Analysis of the third movement
Bach’s use of structure and tonality
First, we can look at the way in which the final movement of this concerto is organised, by using a simple tabular approach that shows the main thematic material and key centres.
The overall structure of the movement is fairly simple ternary form or ABA, arranged as follows:
Section A Bars 1-78 Begins in D major (tonic) and moves to A major
Section B Bars 79-232 Begins and ends in B minor (relative minor) with some
sections in F# minor and A major. Includes a reminder of the A section material.
Section A Bars 233-310 A repeat of the opening A section.
The themes are presented in fugal style, meaning that there are always several melodic lines weaving together and imitating each other, creating a polyphonic, contrapuntal texture.
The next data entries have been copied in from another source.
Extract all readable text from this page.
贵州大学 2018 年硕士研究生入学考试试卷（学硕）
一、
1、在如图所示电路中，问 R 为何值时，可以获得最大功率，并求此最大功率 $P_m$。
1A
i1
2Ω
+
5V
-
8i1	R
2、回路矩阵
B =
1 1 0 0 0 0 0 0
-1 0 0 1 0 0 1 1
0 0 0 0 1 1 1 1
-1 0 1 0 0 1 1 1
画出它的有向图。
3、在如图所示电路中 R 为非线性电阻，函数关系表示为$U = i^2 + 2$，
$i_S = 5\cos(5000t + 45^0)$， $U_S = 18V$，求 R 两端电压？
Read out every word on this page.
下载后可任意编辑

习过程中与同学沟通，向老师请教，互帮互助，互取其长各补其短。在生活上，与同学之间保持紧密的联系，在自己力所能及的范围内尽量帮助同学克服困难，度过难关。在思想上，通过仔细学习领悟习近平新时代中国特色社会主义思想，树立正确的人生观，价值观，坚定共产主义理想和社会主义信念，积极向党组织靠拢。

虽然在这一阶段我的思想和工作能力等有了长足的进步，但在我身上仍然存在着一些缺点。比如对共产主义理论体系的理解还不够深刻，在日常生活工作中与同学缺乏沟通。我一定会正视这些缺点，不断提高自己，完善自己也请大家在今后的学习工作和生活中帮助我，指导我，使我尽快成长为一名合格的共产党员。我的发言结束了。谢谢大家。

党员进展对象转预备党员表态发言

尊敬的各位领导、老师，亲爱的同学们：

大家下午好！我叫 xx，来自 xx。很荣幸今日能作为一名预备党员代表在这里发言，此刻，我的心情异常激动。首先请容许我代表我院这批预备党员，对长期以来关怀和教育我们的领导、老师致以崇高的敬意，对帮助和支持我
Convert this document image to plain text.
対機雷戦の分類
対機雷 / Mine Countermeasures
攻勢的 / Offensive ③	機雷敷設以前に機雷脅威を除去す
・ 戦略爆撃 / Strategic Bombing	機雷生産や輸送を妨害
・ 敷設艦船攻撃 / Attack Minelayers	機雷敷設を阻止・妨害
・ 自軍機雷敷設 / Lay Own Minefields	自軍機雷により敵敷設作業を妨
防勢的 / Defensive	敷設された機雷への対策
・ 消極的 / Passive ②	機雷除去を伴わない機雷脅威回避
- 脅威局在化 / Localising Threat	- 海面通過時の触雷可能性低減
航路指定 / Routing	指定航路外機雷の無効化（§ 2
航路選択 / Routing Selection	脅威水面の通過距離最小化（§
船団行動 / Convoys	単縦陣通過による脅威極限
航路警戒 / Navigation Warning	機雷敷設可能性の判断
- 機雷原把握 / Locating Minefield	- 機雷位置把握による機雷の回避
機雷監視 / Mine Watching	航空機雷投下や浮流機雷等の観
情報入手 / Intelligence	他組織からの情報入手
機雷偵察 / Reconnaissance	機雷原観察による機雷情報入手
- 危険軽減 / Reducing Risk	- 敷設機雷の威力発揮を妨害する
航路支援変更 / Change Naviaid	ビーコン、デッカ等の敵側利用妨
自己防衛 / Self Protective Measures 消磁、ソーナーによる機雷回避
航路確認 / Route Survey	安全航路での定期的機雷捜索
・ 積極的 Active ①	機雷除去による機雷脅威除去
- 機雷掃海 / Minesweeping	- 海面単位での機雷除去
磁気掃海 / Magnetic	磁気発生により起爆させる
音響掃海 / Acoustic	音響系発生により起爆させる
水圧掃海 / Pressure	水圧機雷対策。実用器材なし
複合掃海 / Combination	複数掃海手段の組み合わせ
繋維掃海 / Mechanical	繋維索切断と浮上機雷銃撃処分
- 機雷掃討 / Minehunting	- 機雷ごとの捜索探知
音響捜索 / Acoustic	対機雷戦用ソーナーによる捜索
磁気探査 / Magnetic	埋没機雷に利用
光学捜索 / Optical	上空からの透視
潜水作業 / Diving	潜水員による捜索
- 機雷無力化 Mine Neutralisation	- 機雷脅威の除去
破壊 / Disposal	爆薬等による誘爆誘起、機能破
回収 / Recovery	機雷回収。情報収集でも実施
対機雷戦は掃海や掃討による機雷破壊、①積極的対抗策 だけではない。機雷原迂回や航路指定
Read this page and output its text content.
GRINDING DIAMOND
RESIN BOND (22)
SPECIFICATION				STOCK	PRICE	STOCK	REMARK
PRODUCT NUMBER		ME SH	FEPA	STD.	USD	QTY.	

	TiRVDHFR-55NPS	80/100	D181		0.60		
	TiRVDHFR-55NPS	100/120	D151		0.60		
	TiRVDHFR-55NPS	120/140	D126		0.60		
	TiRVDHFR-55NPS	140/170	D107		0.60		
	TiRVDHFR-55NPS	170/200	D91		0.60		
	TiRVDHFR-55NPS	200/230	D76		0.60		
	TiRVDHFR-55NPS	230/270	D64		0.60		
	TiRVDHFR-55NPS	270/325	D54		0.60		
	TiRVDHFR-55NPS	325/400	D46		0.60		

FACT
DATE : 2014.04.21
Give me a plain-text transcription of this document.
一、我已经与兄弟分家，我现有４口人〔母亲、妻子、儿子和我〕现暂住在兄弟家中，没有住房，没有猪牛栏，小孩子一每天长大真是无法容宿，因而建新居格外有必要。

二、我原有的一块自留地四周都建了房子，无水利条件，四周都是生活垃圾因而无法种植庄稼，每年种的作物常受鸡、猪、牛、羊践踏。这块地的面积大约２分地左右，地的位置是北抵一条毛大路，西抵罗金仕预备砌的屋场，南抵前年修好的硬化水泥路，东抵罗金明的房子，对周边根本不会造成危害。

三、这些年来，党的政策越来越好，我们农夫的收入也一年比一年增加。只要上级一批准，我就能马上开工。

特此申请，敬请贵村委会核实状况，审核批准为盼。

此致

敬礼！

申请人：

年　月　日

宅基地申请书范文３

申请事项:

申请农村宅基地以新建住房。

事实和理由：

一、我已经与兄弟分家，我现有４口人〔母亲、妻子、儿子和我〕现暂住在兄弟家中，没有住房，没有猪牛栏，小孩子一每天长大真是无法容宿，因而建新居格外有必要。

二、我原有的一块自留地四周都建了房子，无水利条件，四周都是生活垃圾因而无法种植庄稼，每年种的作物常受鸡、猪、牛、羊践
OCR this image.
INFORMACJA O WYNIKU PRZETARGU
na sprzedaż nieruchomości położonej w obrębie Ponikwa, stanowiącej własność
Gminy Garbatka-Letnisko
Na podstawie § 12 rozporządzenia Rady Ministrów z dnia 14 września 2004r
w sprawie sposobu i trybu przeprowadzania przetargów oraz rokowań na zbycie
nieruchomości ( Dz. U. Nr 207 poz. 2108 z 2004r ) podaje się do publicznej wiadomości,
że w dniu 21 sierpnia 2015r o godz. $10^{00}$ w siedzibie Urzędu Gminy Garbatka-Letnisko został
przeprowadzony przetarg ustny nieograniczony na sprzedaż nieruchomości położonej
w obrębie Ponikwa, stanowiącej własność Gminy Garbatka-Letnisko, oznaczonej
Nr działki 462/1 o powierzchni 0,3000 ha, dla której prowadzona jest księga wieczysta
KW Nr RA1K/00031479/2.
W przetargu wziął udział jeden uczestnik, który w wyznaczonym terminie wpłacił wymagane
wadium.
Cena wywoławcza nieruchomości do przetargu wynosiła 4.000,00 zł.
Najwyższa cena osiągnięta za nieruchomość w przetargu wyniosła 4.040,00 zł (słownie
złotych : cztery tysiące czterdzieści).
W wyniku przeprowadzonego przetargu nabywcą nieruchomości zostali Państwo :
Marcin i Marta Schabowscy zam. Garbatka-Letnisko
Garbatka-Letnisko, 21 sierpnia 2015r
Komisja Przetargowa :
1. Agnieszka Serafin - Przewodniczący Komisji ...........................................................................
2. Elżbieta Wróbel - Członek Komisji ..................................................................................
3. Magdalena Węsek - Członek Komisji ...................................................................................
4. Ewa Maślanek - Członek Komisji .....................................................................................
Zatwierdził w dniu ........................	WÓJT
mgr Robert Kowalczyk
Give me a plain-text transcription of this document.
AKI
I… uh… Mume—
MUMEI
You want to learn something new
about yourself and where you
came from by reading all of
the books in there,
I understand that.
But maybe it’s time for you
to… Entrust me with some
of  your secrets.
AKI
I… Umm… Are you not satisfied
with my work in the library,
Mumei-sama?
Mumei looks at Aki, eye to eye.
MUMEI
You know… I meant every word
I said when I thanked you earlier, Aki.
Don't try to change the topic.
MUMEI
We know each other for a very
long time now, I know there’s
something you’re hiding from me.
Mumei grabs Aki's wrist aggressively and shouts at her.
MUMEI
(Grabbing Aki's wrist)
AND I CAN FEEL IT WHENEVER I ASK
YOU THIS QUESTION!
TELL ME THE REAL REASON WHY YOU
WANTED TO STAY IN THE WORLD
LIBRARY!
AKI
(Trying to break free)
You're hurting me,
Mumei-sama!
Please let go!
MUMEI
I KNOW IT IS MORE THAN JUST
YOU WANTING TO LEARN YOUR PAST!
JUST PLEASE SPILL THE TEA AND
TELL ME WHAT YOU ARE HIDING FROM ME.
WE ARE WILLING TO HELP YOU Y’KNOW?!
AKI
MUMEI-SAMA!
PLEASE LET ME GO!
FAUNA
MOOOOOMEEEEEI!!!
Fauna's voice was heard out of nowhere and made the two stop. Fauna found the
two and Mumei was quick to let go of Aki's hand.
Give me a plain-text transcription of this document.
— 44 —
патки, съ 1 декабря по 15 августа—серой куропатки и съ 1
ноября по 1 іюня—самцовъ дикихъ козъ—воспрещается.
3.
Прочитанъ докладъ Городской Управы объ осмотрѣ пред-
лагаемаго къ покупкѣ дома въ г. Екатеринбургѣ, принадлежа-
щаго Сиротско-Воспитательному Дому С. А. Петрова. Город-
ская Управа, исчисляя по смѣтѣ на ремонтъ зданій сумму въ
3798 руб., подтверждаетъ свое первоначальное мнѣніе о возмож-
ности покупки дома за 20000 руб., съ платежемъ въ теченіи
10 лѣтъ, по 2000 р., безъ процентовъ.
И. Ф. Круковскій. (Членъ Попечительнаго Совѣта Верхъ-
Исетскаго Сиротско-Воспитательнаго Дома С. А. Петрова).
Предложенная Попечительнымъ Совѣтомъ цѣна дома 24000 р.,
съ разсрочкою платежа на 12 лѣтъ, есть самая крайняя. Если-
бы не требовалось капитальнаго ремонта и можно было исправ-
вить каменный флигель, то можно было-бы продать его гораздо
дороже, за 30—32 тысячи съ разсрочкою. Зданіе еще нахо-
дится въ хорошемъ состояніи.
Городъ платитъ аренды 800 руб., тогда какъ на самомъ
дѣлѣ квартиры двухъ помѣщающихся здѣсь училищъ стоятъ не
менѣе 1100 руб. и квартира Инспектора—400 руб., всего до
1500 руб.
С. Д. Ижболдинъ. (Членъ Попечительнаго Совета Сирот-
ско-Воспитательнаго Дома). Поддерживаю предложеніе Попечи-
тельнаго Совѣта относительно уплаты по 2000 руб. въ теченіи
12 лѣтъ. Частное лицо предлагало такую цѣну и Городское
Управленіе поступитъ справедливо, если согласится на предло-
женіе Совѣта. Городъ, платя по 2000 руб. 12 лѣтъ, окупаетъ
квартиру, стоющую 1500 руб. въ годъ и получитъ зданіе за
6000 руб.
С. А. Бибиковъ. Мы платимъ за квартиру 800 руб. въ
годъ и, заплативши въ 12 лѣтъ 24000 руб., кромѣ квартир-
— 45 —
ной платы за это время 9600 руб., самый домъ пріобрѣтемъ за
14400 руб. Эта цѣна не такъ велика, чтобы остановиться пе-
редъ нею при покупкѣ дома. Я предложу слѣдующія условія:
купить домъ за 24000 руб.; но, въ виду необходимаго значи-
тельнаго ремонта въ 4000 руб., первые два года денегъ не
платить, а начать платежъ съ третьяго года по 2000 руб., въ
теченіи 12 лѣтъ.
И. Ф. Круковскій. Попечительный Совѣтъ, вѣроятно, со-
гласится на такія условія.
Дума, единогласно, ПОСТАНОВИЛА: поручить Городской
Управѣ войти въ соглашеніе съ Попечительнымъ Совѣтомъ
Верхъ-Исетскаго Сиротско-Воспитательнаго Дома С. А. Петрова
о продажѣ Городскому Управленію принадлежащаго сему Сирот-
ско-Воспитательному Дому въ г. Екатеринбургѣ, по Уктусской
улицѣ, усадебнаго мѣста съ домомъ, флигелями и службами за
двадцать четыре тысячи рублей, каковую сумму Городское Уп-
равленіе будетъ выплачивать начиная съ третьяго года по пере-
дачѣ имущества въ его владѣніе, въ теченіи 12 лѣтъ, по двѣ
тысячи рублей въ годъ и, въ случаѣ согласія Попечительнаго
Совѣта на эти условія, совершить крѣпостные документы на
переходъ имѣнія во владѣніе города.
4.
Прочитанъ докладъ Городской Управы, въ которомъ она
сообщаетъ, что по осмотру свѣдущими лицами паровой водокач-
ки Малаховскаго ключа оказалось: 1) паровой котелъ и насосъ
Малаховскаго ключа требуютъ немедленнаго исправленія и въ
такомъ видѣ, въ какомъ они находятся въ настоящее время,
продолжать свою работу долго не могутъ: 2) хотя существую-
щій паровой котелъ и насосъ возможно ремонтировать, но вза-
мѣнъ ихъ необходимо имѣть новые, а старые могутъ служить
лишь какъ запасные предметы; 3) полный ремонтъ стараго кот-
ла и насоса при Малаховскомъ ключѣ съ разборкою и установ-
In a fugue, the main melodic idea is called the subject, and is usually followed by the same idea in another part, beginning on a different note and called the answer. The first part will normally continue to develop the subject while the answer is being played (called a countersubject) and other parts may come in with subjects or answers. This particular movement has many entries of the subject and answer, creating complex polyphony.
The piece is essentially monothematic in that it has one main theme, and all other themes are derived from it. Very often there are two thematic ideas at the same time.
Most of the melodic material is conjunct but the subject begins with a leap of a fourth.
There are many sequences.
As would be expected in Baroque music, there are ornaments – mainly trills in the harpsichord part.
There are a number of appoggiaturas in the B section.